Neste contexto político atual, tais reformas enfrentam resistência significativa. Em dezembro de 2025, mais de 40 membros do Congresso solicitaram ao Federal Reserve que redefinisse o objetivo de pleno emprego para incluir a acessibilidade de alimentos e energia, uma demanda que, na prática, ultrapassa as funções tradicionais do banco central, envolvendo-o na gestão da oferta. Se, entre 2026 e 2027, ocorrer uma versão mais branda de estagflação — com o CPI a subir para 4,5%~5%, e a taxa de desemprego a atingir 6% — o Federal Reserve enfrentará uma pressão política sem precedentes.

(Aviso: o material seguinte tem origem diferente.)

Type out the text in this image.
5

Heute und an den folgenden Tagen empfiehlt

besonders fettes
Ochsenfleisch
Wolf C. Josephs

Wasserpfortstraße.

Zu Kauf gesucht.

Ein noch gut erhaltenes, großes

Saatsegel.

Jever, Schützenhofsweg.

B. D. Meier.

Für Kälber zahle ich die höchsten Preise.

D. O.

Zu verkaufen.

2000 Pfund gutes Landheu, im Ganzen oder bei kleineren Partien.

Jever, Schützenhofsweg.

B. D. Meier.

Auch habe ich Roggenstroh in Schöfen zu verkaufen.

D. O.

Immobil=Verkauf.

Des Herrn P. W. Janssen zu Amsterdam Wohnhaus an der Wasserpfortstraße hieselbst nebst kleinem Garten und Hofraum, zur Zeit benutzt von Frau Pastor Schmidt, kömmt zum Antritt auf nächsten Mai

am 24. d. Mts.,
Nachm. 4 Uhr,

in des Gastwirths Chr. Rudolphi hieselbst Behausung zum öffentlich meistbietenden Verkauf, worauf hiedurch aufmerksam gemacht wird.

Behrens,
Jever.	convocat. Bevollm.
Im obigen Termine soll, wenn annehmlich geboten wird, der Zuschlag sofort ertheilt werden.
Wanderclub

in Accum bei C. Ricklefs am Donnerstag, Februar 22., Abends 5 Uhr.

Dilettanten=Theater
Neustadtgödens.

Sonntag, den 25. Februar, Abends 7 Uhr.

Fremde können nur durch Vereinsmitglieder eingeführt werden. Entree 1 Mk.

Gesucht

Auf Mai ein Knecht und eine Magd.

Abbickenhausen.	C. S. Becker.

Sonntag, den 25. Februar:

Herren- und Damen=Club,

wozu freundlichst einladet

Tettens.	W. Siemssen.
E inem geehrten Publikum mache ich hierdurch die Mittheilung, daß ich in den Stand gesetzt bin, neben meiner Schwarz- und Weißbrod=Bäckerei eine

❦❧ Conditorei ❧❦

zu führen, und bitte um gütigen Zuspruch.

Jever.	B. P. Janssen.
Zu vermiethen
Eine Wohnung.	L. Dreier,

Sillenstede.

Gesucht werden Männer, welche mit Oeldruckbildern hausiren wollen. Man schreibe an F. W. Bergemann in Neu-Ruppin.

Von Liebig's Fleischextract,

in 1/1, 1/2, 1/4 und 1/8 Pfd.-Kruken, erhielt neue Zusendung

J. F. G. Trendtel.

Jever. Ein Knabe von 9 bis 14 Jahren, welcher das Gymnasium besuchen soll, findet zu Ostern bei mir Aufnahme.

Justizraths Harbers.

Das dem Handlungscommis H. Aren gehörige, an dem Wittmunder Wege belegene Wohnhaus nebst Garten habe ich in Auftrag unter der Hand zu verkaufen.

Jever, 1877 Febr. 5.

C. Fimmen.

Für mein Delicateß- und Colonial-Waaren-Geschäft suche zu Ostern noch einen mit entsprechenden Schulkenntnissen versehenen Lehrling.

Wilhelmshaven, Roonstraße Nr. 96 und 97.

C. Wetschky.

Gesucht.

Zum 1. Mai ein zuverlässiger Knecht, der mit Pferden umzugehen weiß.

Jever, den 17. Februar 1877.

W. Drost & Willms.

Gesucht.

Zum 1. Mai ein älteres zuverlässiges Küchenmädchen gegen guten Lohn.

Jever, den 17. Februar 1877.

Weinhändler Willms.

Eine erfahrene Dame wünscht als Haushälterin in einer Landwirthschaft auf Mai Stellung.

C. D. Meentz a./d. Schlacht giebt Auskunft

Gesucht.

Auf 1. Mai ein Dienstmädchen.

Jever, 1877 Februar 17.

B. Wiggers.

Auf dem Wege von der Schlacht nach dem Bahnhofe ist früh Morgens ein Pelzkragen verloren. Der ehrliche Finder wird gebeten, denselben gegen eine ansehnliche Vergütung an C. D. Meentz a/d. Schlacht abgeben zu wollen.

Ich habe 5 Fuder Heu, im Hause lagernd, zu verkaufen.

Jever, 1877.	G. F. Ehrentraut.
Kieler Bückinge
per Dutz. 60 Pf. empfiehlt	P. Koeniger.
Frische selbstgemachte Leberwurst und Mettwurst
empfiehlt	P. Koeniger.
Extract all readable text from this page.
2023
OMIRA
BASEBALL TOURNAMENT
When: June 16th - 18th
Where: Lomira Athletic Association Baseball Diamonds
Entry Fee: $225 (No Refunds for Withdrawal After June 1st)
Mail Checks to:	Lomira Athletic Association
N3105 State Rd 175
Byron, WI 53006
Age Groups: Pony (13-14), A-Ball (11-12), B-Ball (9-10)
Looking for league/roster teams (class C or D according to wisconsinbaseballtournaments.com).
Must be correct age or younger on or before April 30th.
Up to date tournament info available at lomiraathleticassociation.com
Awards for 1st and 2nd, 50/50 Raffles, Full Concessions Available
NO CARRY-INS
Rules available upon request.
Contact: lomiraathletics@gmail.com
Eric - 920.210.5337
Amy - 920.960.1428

Contudo, o fracasso das políticas tarifárias já demonstrou que intervenções de oferta ineficazes só agravam os problemas.

Simultaneamente, cada aumento de tarifas, sanções a países produtores de petróleo ou restrições à exportação de tecnologia impulsionam outros países a acelerar processos de “desdolarização”. Se, em 2027, os EUA forem forçados a aumentar agressivamente as taxas de juro devido a uma segunda onda de inflação, os mercados emergentes poderão experimentar uma versão de pânico semelhante ao de 2013, com fuga de capitais, colapsos cambiais, incumprimentos de dívida, e uma reação em cadeia que prejudicará a procura por títulos do Tesouro dos EUA — se o mercado de títulos de 10 anos sofrer uma crise de liquidez, a sua yield poderá disparar para 6%~7%, encerrando de vez a era de juros baixos que perdurou nos últimos 15 anos.

Todos estes dilemas políticos e económicos apontam para uma dura realidade: num contexto de restrições de oferta, não é possível manter simultaneamente a estabilidade de preços e de ativos; é preciso fazer escolhas. Se ocorrer uma segunda onda inflacionária, o Federal Reserve será forçado a optar entre recomeçar uma política de aumento agressivo de juros — com o custo de uma recessão que prejudicará o mercado imobiliário e o investimento empresarial — ou ceder às pressões políticas e interromper prematuramente o aperto monetário, permitindo que as expectativas de inflação se desloquem. Independentemente da decisão, o cenário de “valorização perpétua de ativos e enriquecimento progressivo da classe média” de 2021~2025 desmoronará. O futuro das políticas fiscais passará de estímulos à procura para intervenções na oferta efetiva; se o impasse político persistir, a política fiscal poderá cair numa espiral de “aumentar tarifas — inflação mais elevada — crescimento mais baixo — défice maior”, num ciclo vicioso de perdas múltiplas.

A fissura inflacionária tornou-se numa linha de ruptura estrutural que ameaça dividir a economia, a política e a sociedade dos EUA, enfrentando desafios sem precedentes nas últimas quatro décadas.